Врач оглянулся, помедлив, прежде чем ответить. Помимо Лета, который привел его сюда, в комнате был еще один человек, стоявший рядом с наместником: военный в высоком чине, такой же мускулистый и подтянутый, только пониже ростом и с цепким, испытующим взглядом.

– Это Фабий Цилон, – пояснил Септимий. – Он и Юлий Лет, сопровождавший тебя, – два моих самых доверенных трибуна. Что бы ни велела передать моя супруга, ты можешь сказать это в их присутствии. У меня нет от них тайн. – Гален промолчал, и наместник прибавил: – А еще у меня почти нет терпения.

Гален кивнул.

– Гальба, – проговорил он.

Септимий пришел в замешательство.

– Что?

– Гальба. В послании всего одно слово. Юлия Домна заверила меня, что наместник поймет.

Септимий Север глубоко вздохнул. Его жена увлекалась загадками, головоломками… и историей Рима.

– Гальба, – повторил он, понизив голос. – Да, я постиг его смысл. А ты понимаешь, о чем идет речь? – Он пристально посмотрел на грека.

– Понимаю. Как мне кажется.

– Могу ли я положиться на тебя? Ты будешь молчать?

– Да, наместник.

Последовало непродолжительное молчание. Наконец Септимий Север спросил:

– Почему ты согласился доставить это послание? Ты императорский врач, у тебя, по всей видимости, немало дел в Риме, немало больных, за которыми нужно ухаживать.

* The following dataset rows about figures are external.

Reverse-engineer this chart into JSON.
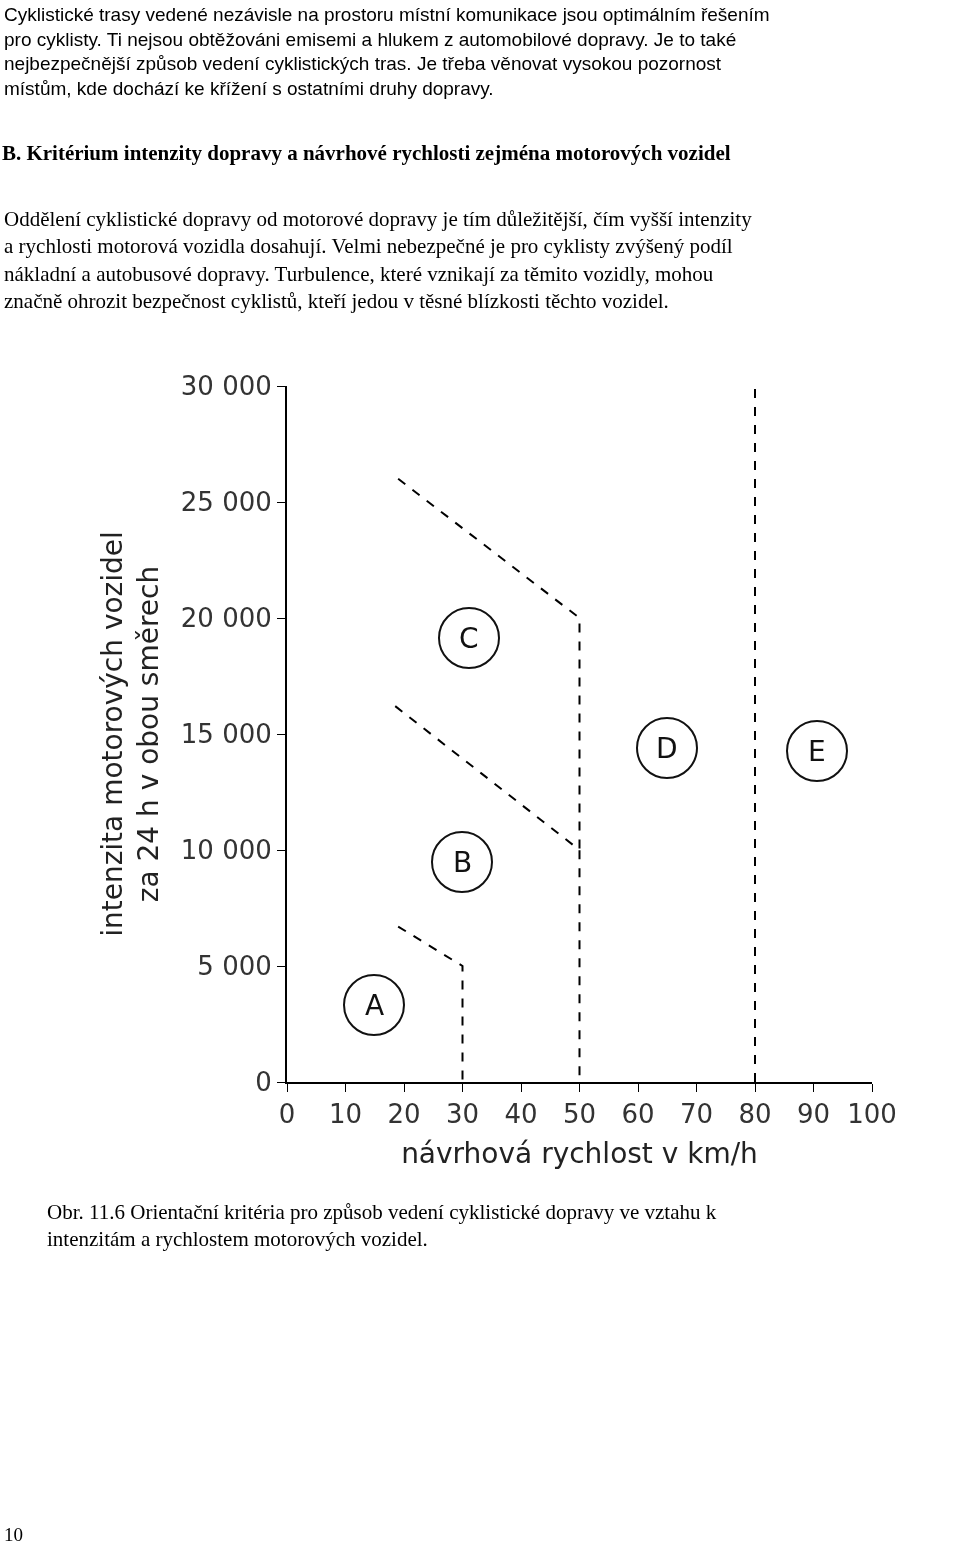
{
  "chart_data": {
    "type": "line",
    "title": "B. Kritérium intenzity dopravy a návrhové rychlosti zejména motorových vozidel",
    "xlabel": "návrhová rychlost v km/h",
    "ylabel": "intenzita motorových vozidel za 24 h v obou směrech",
    "line_style": "dashed",
    "marker": "none",
    "xlim": [
      0,
      100
    ],
    "ylim": [
      0,
      30000
    ],
    "xticks": [
      0,
      10,
      20,
      30,
      40,
      50,
      60,
      70,
      80,
      90,
      100
    ],
    "yticks": [
      0,
      {
        "value": 5000,
        "label": "5 000"
      },
      {
        "value": 10000,
        "label": "10 000"
      },
      {
        "value": 15000,
        "label": "15 000"
      },
      {
        "value": 20000,
        "label": "20 000"
      },
      {
        "value": 25000,
        "label": "25 000"
      },
      {
        "value": 30000,
        "label": "30 000"
      }
    ],
    "series": [
      {
        "color": "#000000",
        "x": [
          19,
          30,
          30
        ],
        "values": [
          6700,
          5000,
          0
        ]
      },
      {
        "color": "#000000",
        "x": [
          18.5,
          50,
          50
        ],
        "values": [
          16200,
          10000,
          0
        ]
      },
      {
        "color": "#000000",
        "x": [
          19,
          50,
          50
        ],
        "values": [
          26000,
          20000,
          10000
        ]
      }
    ],
    "ref_lines": [
      {
        "axis": "x",
        "value": 80,
        "color": "#000000",
        "line_style": "dashed"
      }
    ],
    "annotations": [
      "Cyklistické trasy vedené nezávisle na prostoru místní komunikace jsou optimálním řešením pro cyklisty. Ti nejsou obtěžováni emisemi a hlukem z automobilové dopravy. Je to také nejbezpečnější způsob vedení cyklistických tras. Je třeba věnovat vysokou pozornost místům, kde dochází ke křížení s ostatními druhy dopravy.",
      "Oddělení cyklistické dopravy od motorové dopravy je tím důležitější, čím vyšší intenzity a rychlosti motorová vozidla dosahují. Velmi nebezpečné je pro cyklisty zvýšený podíl nákladní a autobusové dopravy. Turbulence, které vznikají za těmito vozidly, mohou značně ohrozit bezpečnost cyklistů, kteří jedou v těsné blízkosti těchto vozidel.",
      "Obr. 11.6 Orientační kritéria pro způsob vedení cyklistické dopravy ve vztahu k intenzitám a rychlostem motorových vozidel.",
      "10",
      "A",
      "B",
      "C",
      "D",
      "E"
    ]
  }
}
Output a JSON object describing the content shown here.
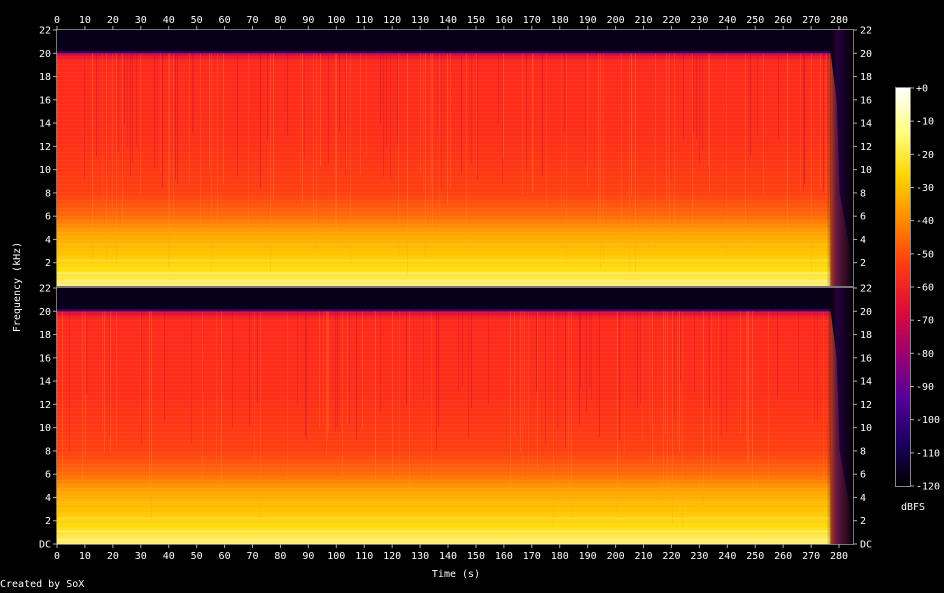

Гален понял, что наместник узнал его, хотя они виделись лишь мельком и ни разу не перемолвились ни единым словом.

– Супруга наместника обещала мне кое-что за эту услугу.

– Что именно?

– В пожаре, охватившем Рим, погибло много моих трудов – они хранились в библиотеке императорского дворца. Юлия Домна сказала, что если я захочу воссоздать утраченное, то получу вдосталь времени и денег и мне создадут наилучшие условия. Кроме того, я смогу затребовать копии свитков из двух библиотек, Александрийской и Пергамской, – там сохранилось то, чего не осталось здесь.

– Так вот какую цену ты назначил?

Гален подумал, не попросить ли чего-нибудь еще: например, разрешения ознакомиться с книгами из тайных хранилищ, вверенных попечению Филистиона в Пергаме и Гераклиана в Александрии. Но затем осторожность и честность взяли верх.

– Да, таким был наш уговор.

– То, что пообещала моя супруга.

– Да.

Септимий Север устремил взгляд на Лета с Цилоном и погладил бороду. Трибуны стояли с широко раскрытыми глазами, не понимая, что происходит. Однако их преданность не вызывала сомнений. Именно поэтому Север захотел, чтобы оба присутствовали при разговоре: пусть убедятся, что он ничего от них не скрывает. В эти месяцы важнее всего было иметь при себе верных людей, отважных и испытанных на поле боя. Уже одно это говорило о предусмотрительности Севера. Он вновь повернулся к гонцу:

– Я сдержу слово, данное супругой. Ты получишь обещанное. Это послание имеет огромную важность. Моя жена умело вышла из положения, найдя того, кто способен беспрепятственно миновать все заставы и заслоны в Риме и на Янтарном пути, не привлекая к себе внимания императора и других наместников. Любое письмо, отправленное императорской почтой или частным образом, было бы перехвачено.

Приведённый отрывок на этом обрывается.